The Problem:
Let $f(z)=f(x+iy)=u(x,y)+iv(x,y)$ be an entire function.
If $g(z)=au^2(x,y) – bv^2(x,y)$ find values for a and b so $g(z)$ is a harmonic function.
My attempt to find a solution:
Well since I know that $f(z)$ is entire, the Cauchy-Riemann equations must hold, then:
$U_x=U_y$ and $V_x=-V_y$.
If $f(z)$ is entire, then its components are harmonic, hence:
$U_{xx} = -U_{yy}$ and $V_{xx}=-V_{yy}$
With all this information, I procceed to derivate $g(z)$ (twice) in terms of x and then in terms of y. So I can fulfill Laplace's equation and make $g(z)$ harmonic:
$g_{xx} + g_{yy}=0$.
I do this and end up with an expression that equals 0. The problem is, I don't know how to continue after this. I don't know if I lack another condition, or how to apply the information provided by the fact that $f(z)$ is entire correctly.

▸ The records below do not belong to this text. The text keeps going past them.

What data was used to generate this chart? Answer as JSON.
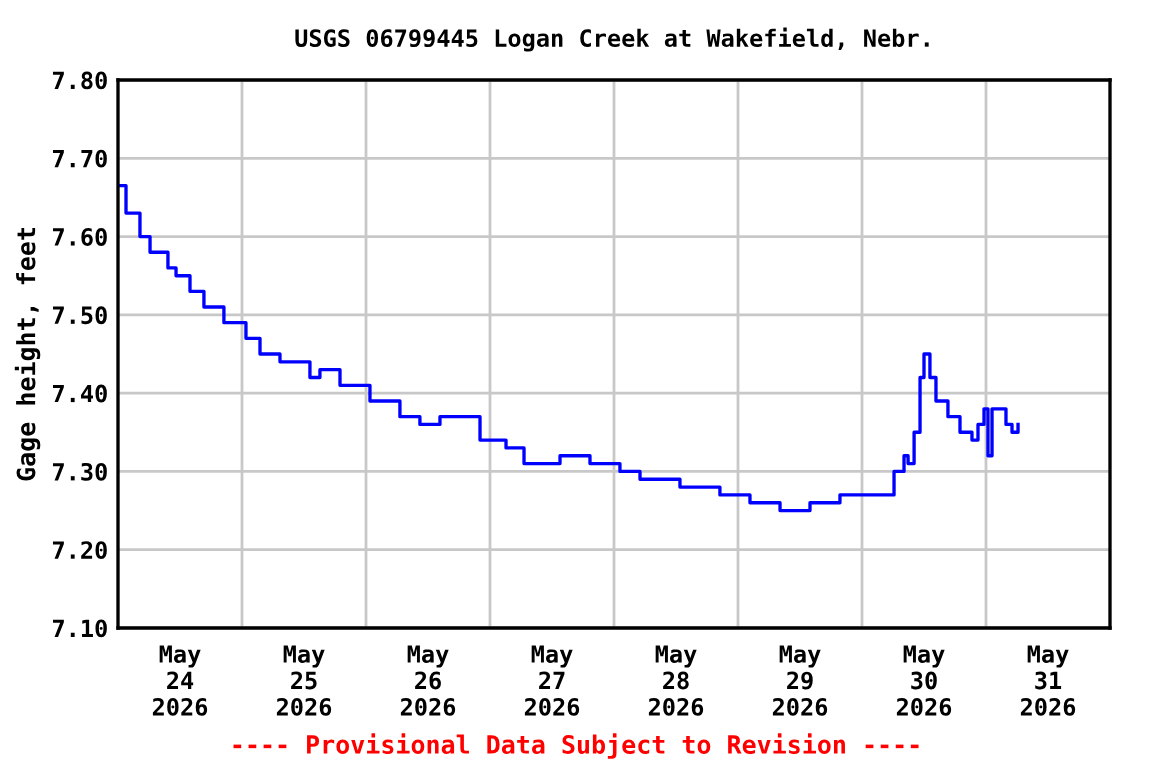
{
  "chart_data": {
    "type": "step",
    "title": "USGS 06799445 Logan Creek at Wakefield, Nebr.",
    "ylabel": "Gage height, feet",
    "annotations": [
      "---- Provisional Data Subject to Revision ----"
    ],
    "x": [
      "2026-05-24T00:23",
      "2026-05-24T01:33",
      "2026-05-24T04:15",
      "2026-05-24T06:12",
      "2026-05-24T09:40",
      "2026-05-24T11:14",
      "2026-05-24T13:56",
      "2026-05-24T16:38",
      "2026-05-24T20:30",
      "2026-05-25T00:46",
      "2026-05-25T03:29",
      "2026-05-25T07:21",
      "2026-05-25T13:09",
      "2026-05-25T15:05",
      "2026-05-25T18:58",
      "2026-05-26T00:46",
      "2026-05-26T06:34",
      "2026-05-26T10:26",
      "2026-05-26T14:19",
      "2026-05-26T22:04",
      "2026-05-27T03:06",
      "2026-05-27T06:35",
      "2026-05-27T13:33",
      "2026-05-27T19:21",
      "2026-05-28T01:09",
      "2026-05-28T05:02",
      "2026-05-28T12:46",
      "2026-05-28T20:30",
      "2026-05-29T02:19",
      "2026-05-29T08:08",
      "2026-05-29T13:56",
      "2026-05-29T19:44",
      "2026-05-30T03:29",
      "2026-05-30T06:12",
      "2026-05-30T08:08",
      "2026-05-30T08:55",
      "2026-05-30T10:05",
      "2026-05-30T11:14",
      "2026-05-30T12:00",
      "2026-05-30T13:09",
      "2026-05-30T14:19",
      "2026-05-30T16:38",
      "2026-05-30T18:58",
      "2026-05-30T21:17",
      "2026-05-30T22:27",
      "2026-05-30T23:37",
      "2026-05-31T00:23",
      "2026-05-31T01:10",
      "2026-05-31T03:52",
      "2026-05-31T05:02",
      "2026-05-31T06:12"
    ],
    "series": [
      {
        "color": "#0000ff",
        "values": [
          7.665,
          7.63,
          7.6,
          7.58,
          7.56,
          7.55,
          7.53,
          7.51,
          7.49,
          7.47,
          7.45,
          7.44,
          7.42,
          7.43,
          7.41,
          7.39,
          7.37,
          7.36,
          7.37,
          7.34,
          7.33,
          7.31,
          7.32,
          7.31,
          7.3,
          7.29,
          7.28,
          7.27,
          7.26,
          7.25,
          7.26,
          7.27,
          7.27,
          7.3,
          7.32,
          7.31,
          7.35,
          7.42,
          7.45,
          7.42,
          7.39,
          7.37,
          7.35,
          7.34,
          7.36,
          7.38,
          7.32,
          7.38,
          7.36,
          7.35,
          7.36
        ]
      }
    ],
    "xlim": [
      "2026-05-24T00:00",
      "2026-06-01T00:00"
    ],
    "xticks": [
      {
        "value": "2026-05-25T00:00",
        "label": null
      },
      {
        "value": "2026-05-26T00:00",
        "label": null
      },
      {
        "value": "2026-05-27T00:00",
        "label": null
      },
      {
        "value": "2026-05-28T00:00",
        "label": null
      },
      {
        "value": "2026-05-29T00:00",
        "label": null
      },
      {
        "value": "2026-05-30T00:00",
        "label": null
      },
      {
        "value": "2026-05-31T00:00",
        "label": null
      },
      {
        "value": "2026-05-24T12:00",
        "label": "May\n24\n2026"
      },
      {
        "value": "2026-05-25T12:00",
        "label": "May\n25\n2026"
      },
      {
        "value": "2026-05-26T12:00",
        "label": "May\n26\n2026"
      },
      {
        "value": "2026-05-27T12:00",
        "label": "May\n27\n2026"
      },
      {
        "value": "2026-05-28T12:00",
        "label": "May\n28\n2026"
      },
      {
        "value": "2026-05-29T12:00",
        "label": "May\n29\n2026"
      },
      {
        "value": "2026-05-30T12:00",
        "label": "May\n30\n2026"
      },
      {
        "value": "2026-05-31T12:00",
        "label": "May\n31\n2026"
      }
    ],
    "ylim": [
      7.1,
      7.8
    ],
    "yticks": [
      {
        "value": 7.1,
        "label": "7.10"
      },
      {
        "value": 7.2,
        "label": "7.20"
      },
      {
        "value": 7.3,
        "label": "7.30"
      },
      {
        "value": 7.4,
        "label": "7.40"
      },
      {
        "value": 7.5,
        "label": "7.50"
      },
      {
        "value": 7.6,
        "label": "7.60"
      },
      {
        "value": 7.7,
        "label": "7.70"
      },
      {
        "value": 7.8,
        "label": "7.80"
      }
    ],
    "grid": true,
    "legend": false,
    "line_style": "solid",
    "marker": "none"
  }
}
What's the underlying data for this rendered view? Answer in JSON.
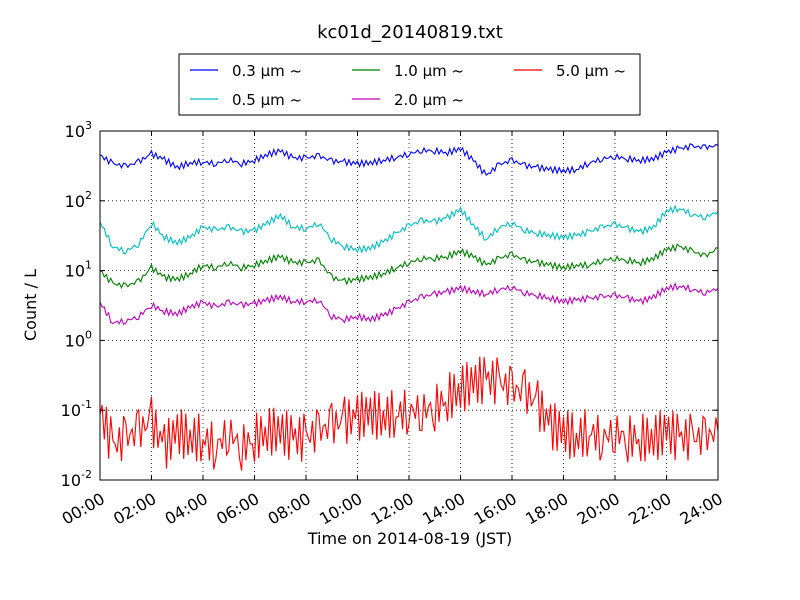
{
  "chart_data": {
    "type": "line",
    "title": "kc01d_20140819.txt",
    "xlabel": "Time on 2014-08-19 (JST)",
    "ylabel": "Count / L",
    "y_scale": "log",
    "ylim": [
      0.01,
      1000
    ],
    "y_ticks": [
      {
        "value": 0.01,
        "base": "10",
        "exp": "-2"
      },
      {
        "value": 0.1,
        "base": "10",
        "exp": "-1"
      },
      {
        "value": 1,
        "base": "10",
        "exp": "0"
      },
      {
        "value": 10,
        "base": "10",
        "exp": "1"
      },
      {
        "value": 100,
        "base": "10",
        "exp": "2"
      },
      {
        "value": 1000,
        "base": "10",
        "exp": "3"
      }
    ],
    "x_ticks": [
      "00:00",
      "02:00",
      "04:00",
      "06:00",
      "08:00",
      "10:00",
      "12:00",
      "14:00",
      "16:00",
      "18:00",
      "20:00",
      "22:00",
      "24:00"
    ],
    "x_range_hours": [
      0,
      24
    ],
    "grid": true,
    "legend_position": "top-center",
    "series": [
      {
        "name": "0.3 μm ~",
        "color": "#0000ff",
        "x": [
          0,
          0.5,
          1,
          1.5,
          2,
          2.5,
          3,
          3.5,
          4,
          4.5,
          5,
          5.5,
          6,
          6.5,
          7,
          7.5,
          8,
          8.5,
          9,
          9.5,
          10,
          10.5,
          11,
          11.5,
          12,
          12.5,
          13,
          13.5,
          14,
          14.5,
          15,
          15.5,
          16,
          16.5,
          17,
          17.5,
          18,
          18.5,
          19,
          19.5,
          20,
          20.5,
          21,
          21.5,
          22,
          22.5,
          23,
          23.5,
          24
        ],
        "values": [
          450,
          340,
          310,
          360,
          470,
          390,
          300,
          350,
          360,
          340,
          390,
          340,
          380,
          460,
          520,
          410,
          410,
          440,
          370,
          360,
          340,
          350,
          380,
          420,
          470,
          530,
          520,
          490,
          560,
          380,
          230,
          330,
          380,
          320,
          300,
          280,
          270,
          280,
          350,
          400,
          430,
          400,
          380,
          400,
          500,
          560,
          600,
          580,
          620
        ]
      },
      {
        "name": "0.5 μm ~",
        "color": "#00bfbf",
        "x": [
          0,
          0.5,
          1,
          1.5,
          2,
          2.5,
          3,
          3.5,
          4,
          4.5,
          5,
          5.5,
          6,
          6.5,
          7,
          7.5,
          8,
          8.5,
          9,
          9.5,
          10,
          10.5,
          11,
          11.5,
          12,
          12.5,
          13,
          13.5,
          14,
          14.5,
          15,
          15.5,
          16,
          16.5,
          17,
          17.5,
          18,
          18.5,
          19,
          19.5,
          20,
          20.5,
          21,
          21.5,
          22,
          22.5,
          23,
          23.5,
          24
        ],
        "values": [
          50,
          22,
          19,
          24,
          48,
          30,
          25,
          30,
          42,
          38,
          42,
          36,
          38,
          48,
          62,
          42,
          40,
          48,
          28,
          22,
          20,
          21,
          26,
          34,
          44,
          52,
          50,
          58,
          75,
          45,
          28,
          42,
          48,
          38,
          34,
          32,
          30,
          32,
          36,
          42,
          46,
          40,
          36,
          42,
          72,
          78,
          64,
          58,
          70
        ]
      },
      {
        "name": "1.0 μm ~",
        "color": "#008000",
        "x": [
          0,
          0.5,
          1,
          1.5,
          2,
          2.5,
          3,
          3.5,
          4,
          4.5,
          5,
          5.5,
          6,
          6.5,
          7,
          7.5,
          8,
          8.5,
          9,
          9.5,
          10,
          10.5,
          11,
          11.5,
          12,
          12.5,
          13,
          13.5,
          14,
          14.5,
          15,
          15.5,
          16,
          16.5,
          17,
          17.5,
          18,
          18.5,
          19,
          19.5,
          20,
          20.5,
          21,
          21.5,
          22,
          22.5,
          23,
          23.5,
          24
        ],
        "values": [
          10,
          6.5,
          6,
          7,
          11,
          8,
          7.5,
          9,
          12,
          11,
          13,
          11,
          12,
          14,
          16,
          13,
          13,
          14,
          8,
          7,
          7.5,
          8,
          9,
          11,
          13,
          15,
          15,
          16,
          19,
          16,
          12,
          15,
          17,
          14,
          13,
          12,
          11,
          12,
          12,
          14,
          15,
          14,
          13,
          15,
          20,
          22,
          19,
          16,
          21
        ]
      },
      {
        "name": "2.0 μm ~",
        "color": "#bf00bf",
        "x": [
          0,
          0.5,
          1,
          1.5,
          2,
          2.5,
          3,
          3.5,
          4,
          4.5,
          5,
          5.5,
          6,
          6.5,
          7,
          7.5,
          8,
          8.5,
          9,
          9.5,
          10,
          10.5,
          11,
          11.5,
          12,
          12.5,
          13,
          13.5,
          14,
          14.5,
          15,
          15.5,
          16,
          16.5,
          17,
          17.5,
          18,
          18.5,
          19,
          19.5,
          20,
          20.5,
          21,
          21.5,
          22,
          22.5,
          23,
          23.5,
          24
        ],
        "values": [
          3.5,
          1.8,
          1.9,
          2.2,
          3.2,
          2.6,
          2.4,
          3.0,
          3.5,
          3.0,
          3.5,
          3.2,
          3.4,
          3.8,
          4.2,
          3.6,
          3.6,
          3.8,
          2.2,
          2.0,
          2.2,
          2.0,
          2.3,
          2.8,
          3.5,
          4.2,
          4.6,
          5.0,
          5.6,
          5.0,
          4.6,
          5.4,
          5.8,
          4.8,
          4.4,
          4.0,
          3.6,
          3.8,
          4.0,
          4.2,
          4.4,
          4.0,
          3.6,
          4.2,
          5.6,
          6.0,
          5.4,
          4.8,
          5.6
        ]
      },
      {
        "name": "5.0 μm ~",
        "color": "#ff0000",
        "x": [
          0,
          0.5,
          1,
          1.5,
          2,
          2.5,
          3,
          3.5,
          4,
          4.5,
          5,
          5.5,
          6,
          6.5,
          7,
          7.5,
          8,
          8.5,
          9,
          9.5,
          10,
          10.5,
          11,
          11.5,
          12,
          12.5,
          13,
          13.5,
          14,
          14.5,
          15,
          15.5,
          16,
          16.5,
          17,
          17.5,
          18,
          18.5,
          19,
          19.5,
          20,
          20.5,
          21,
          21.5,
          22,
          22.5,
          23,
          23.5,
          24
        ],
        "values": [
          0.1,
          0.03,
          0.04,
          0.05,
          0.07,
          0.03,
          0.05,
          0.04,
          0.04,
          0.03,
          0.05,
          0.03,
          0.04,
          0.05,
          0.05,
          0.04,
          0.04,
          0.05,
          0.06,
          0.07,
          0.08,
          0.09,
          0.08,
          0.09,
          0.1,
          0.1,
          0.11,
          0.15,
          0.2,
          0.25,
          0.28,
          0.25,
          0.2,
          0.18,
          0.12,
          0.06,
          0.05,
          0.04,
          0.05,
          0.04,
          0.05,
          0.04,
          0.04,
          0.04,
          0.05,
          0.04,
          0.04,
          0.04,
          0.05
        ]
      }
    ]
  }
}
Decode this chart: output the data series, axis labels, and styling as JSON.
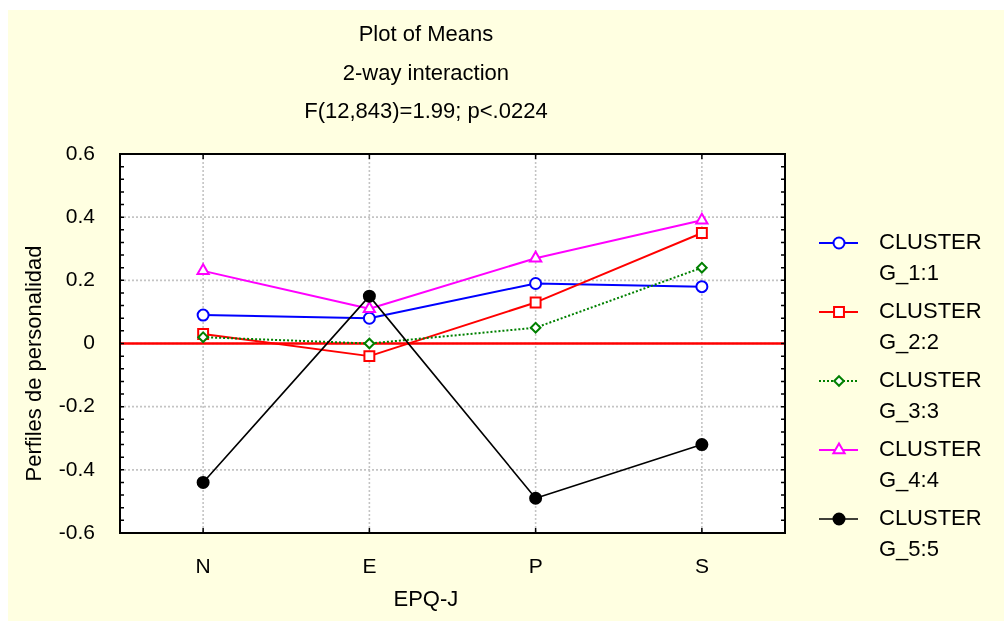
{
  "chart_data": {
    "type": "line",
    "title": "Plot of Means",
    "subtitle": "2-way interaction",
    "annotations": [
      "F(12,843)=1.99; p<.0224"
    ],
    "xlabel": "EPQ-J",
    "ylabel": "Perfiles de personalidad",
    "categories": [
      "N",
      "E",
      "P",
      "S"
    ],
    "series": [
      {
        "name": "CLUSTER G_1:1",
        "color": "#0000ff",
        "marker": "circle",
        "line_style": "solid",
        "values": [
          0.09,
          0.08,
          0.19,
          0.18
        ]
      },
      {
        "name": "CLUSTER G_2:2",
        "color": "#ff0000",
        "marker": "square",
        "line_style": "solid",
        "values": [
          0.03,
          -0.04,
          0.13,
          0.35
        ]
      },
      {
        "name": "CLUSTER G_3:3",
        "color": "#008000",
        "marker": "diamond",
        "line_style": "dotted",
        "values": [
          0.02,
          0.0,
          0.05,
          0.24
        ]
      },
      {
        "name": "CLUSTER G_4:4",
        "color": "#ff00ff",
        "marker": "triangle",
        "line_style": "solid",
        "values": [
          0.23,
          0.11,
          0.27,
          0.39
        ]
      },
      {
        "name": "CLUSTER G_5:5",
        "color": "#000000",
        "marker": "circle",
        "line_style": "solid",
        "values": [
          -0.44,
          0.15,
          -0.49,
          -0.32
        ]
      }
    ],
    "ylim": [
      -0.6,
      0.6
    ],
    "yticks": [
      -0.6,
      {
        "value": -0.56,
        "label": null
      },
      {
        "value": -0.52,
        "label": null
      },
      {
        "value": -0.48,
        "label": null
      },
      {
        "value": -0.44,
        "label": null
      },
      -0.4,
      {
        "value": -0.36,
        "label": null
      },
      {
        "value": -0.32,
        "label": null
      },
      {
        "value": -0.28,
        "label": null
      },
      {
        "value": -0.24,
        "label": null
      },
      -0.2,
      {
        "value": -0.16,
        "label": null
      },
      {
        "value": -0.12,
        "label": null
      },
      {
        "value": -0.08,
        "label": null
      },
      {
        "value": -0.04,
        "label": null
      },
      0,
      {
        "value": 0.04,
        "label": null
      },
      {
        "value": 0.08,
        "label": null
      },
      {
        "value": 0.12,
        "label": null
      },
      {
        "value": 0.16,
        "label": null
      },
      0.2,
      {
        "value": 0.24,
        "label": null
      },
      {
        "value": 0.28,
        "label": null
      },
      {
        "value": 0.32,
        "label": null
      },
      {
        "value": 0.36,
        "label": null
      },
      0.4,
      {
        "value": 0.44,
        "label": null
      },
      {
        "value": 0.48,
        "label": null
      },
      {
        "value": 0.52,
        "label": null
      },
      {
        "value": 0.56,
        "label": null
      },
      0.6
    ],
    "grid": true,
    "legend": "right",
    "ref_lines": [
      {
        "axis": "y",
        "value": 0,
        "color": "#ff0000"
      }
    ]
  }
}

If I replace the conditions so everything is in terms of x (or y) I end up with an expression that equals 0 but contains both u and v, and I don't realize how to obtain values for a and b.
Any help is appreciated.
Best Answer
The product rule for computing the Laplacian of $g$ gives $$ \Delta g = 2 a(u u_{xx} + u_x^2 + u u_{yy} + u_y^2) - 2 b(v v_{xx} + v_x^2 + v v_{yy} + v_y^2) $$
Since $u$ and $v$ are harmonic and satisfy the Cauchy-Riemann equations $u_x = v_y$, $u_y = -v_x$, this simplifies to $$ \Delta g = 2 (a-b)(u_x^2 + v_x^2) = 2(a-b) |f'(z)|^2 $$ which means that $g$ is harmonic if $a=b$ or if $f$ is constant.
Remark: In the case $a=b$ we have $$ g(z) = a (u^2(z) - v^2(z)) = a \operatorname{Re}(f(z)^2) $$